Pendant son prêche dans un gymnase surchauffé, l'imam bénévole fait l'article - "On ne peut pas rester dans une cabane!" -, appelant les fidèles à contribuer à l'édification à Pantin, ville de plus de 50.000 habitants, d'un lieu "digne de cette belle religion".

"Cette dignité, l'État ne peut pas l'assurer, c'est aux musulmans de prendre en charge leurs problèmes", plaide-t-il devant un millier d'hommes massés en rangs serrés dans la salle quand d'autres, ainsi que des femmes, écoutent son prône à l'extérieur.

Du "système D" à la "professionnalisation"

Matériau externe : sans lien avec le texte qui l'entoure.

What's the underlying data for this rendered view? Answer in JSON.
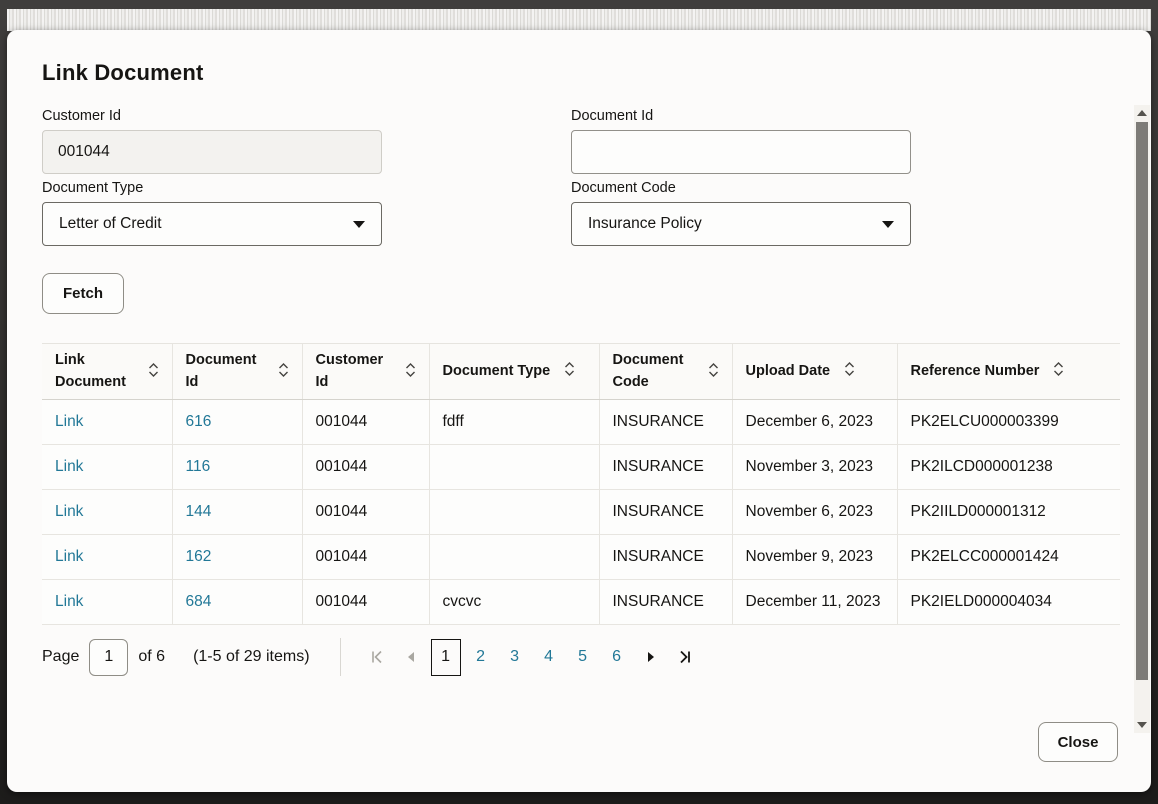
{
  "dialog": {
    "title": "Link Document",
    "close_label": "Close"
  },
  "form": {
    "customer_id": {
      "label": "Customer Id",
      "value": "001044"
    },
    "document_id": {
      "label": "Document Id",
      "value": ""
    },
    "document_type": {
      "label": "Document Type",
      "value": "Letter of Credit"
    },
    "document_code": {
      "label": "Document Code",
      "value": "Insurance Policy"
    },
    "fetch_label": "Fetch"
  },
  "table": {
    "columns": [
      "Link Document",
      "Document Id",
      "Customer Id",
      "Document Type",
      "Document Code",
      "Upload Date",
      "Reference Number"
    ],
    "rows": [
      {
        "link": "Link",
        "document_id": "616",
        "customer_id": "001044",
        "document_type": "fdff",
        "document_code": "INSURANCE",
        "upload_date": "December 6, 2023",
        "reference_number": "PK2ELCU000003399"
      },
      {
        "link": "Link",
        "document_id": "116",
        "customer_id": "001044",
        "document_type": "",
        "document_code": "INSURANCE",
        "upload_date": "November 3, 2023",
        "reference_number": "PK2ILCD000001238"
      },
      {
        "link": "Link",
        "document_id": "144",
        "customer_id": "001044",
        "document_type": "",
        "document_code": "INSURANCE",
        "upload_date": "November 6, 2023",
        "reference_number": "PK2IILD000001312"
      },
      {
        "link": "Link",
        "document_id": "162",
        "customer_id": "001044",
        "document_type": "",
        "document_code": "INSURANCE",
        "upload_date": "November 9, 2023",
        "reference_number": "PK2ELCC000001424"
      },
      {
        "link": "Link",
        "document_id": "684",
        "customer_id": "001044",
        "document_type": "cvcvc",
        "document_code": "INSURANCE",
        "upload_date": "December 11, 2023",
        "reference_number": "PK2IELD000004034"
      }
    ]
  },
  "pagination": {
    "page_label": "Page",
    "current_page": "1",
    "of_label": "of 6",
    "items_label": "(1-5 of 29 items)",
    "pages": [
      "1",
      "2",
      "3",
      "4",
      "5",
      "6"
    ],
    "current": "1"
  },
  "colors": {
    "link": "#227897",
    "text": "#161513",
    "modal_bg": "#fcfbfa"
  }
}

Objectif pour la semaine: 50.000 euros pour financer 50 m² de la future "grande mosquée de Pantin", dans le cadre de l'opération "achetez 1 m² à 1.000 euros". Le chantier, préparé par cinq communautés (maghrébine, subsaharienne, turque, comorienne, bangladeshi), devrait débuter en 2020.

Tous les moyens sont bons: les fidèles peuvent glisser pièces et billets dans des sacs, payer par chèque, accéder dans la mosquée à des terminaux de carte bancaire, cliquer sur des sites de collecte en ligne...

Ailleurs, les dons se font "souvent sans reçu", relève Didier Leschi, auteur de Misère(s) de l'islam de France (Cerf), évoquant une logique de "système D". "Les fidèles ne peuvent pas toujours défiscaliser leur don, il n'y a pas partout cette professionnalisation qui permettrait à celui qui donne d'en tirer un avantage, comme dans les autres cultes, ce qui renforce le sentiment d'inégalité ressenti par les musulmans", estime cet ancien chef du bureau central des cultes.

Et comme les lieux musulmans ne sont pas toujours organisés en associations cultuelles loi 1905 mais en loi 1901, moins contrôlées, la déclaration des dons "est laissée à l'appréciation de celui qui reçoit", le gestionnaire de mosquée.

Mais la donne est en train de changer, assurent d'autres observateurs et responsables. Pour le blogueur Fateh Kimouche (Al Kanz), le modèle du "vieux qui fait la quête aux marchés" laisse la place à des collectes plus cadrées et efficaces. "L'argent est dans les poches des musulmans", il suffit que les nouvelles générations mettent en place "des mécanismes qui permettent le transfert de cet argent entre leurs poches et le compte des mosquées", estime-t-il.

À Pantin, M'hammed Henniche a déjà enregistré plusieurs dizaines de prélèvements automatiques mensuels, et voit "de plus en plus de fidèles qui se rapprochent des dirigeants pour réclamer des reçus fiscaux". "Cela rentre dans les mœurs", estime-t-il.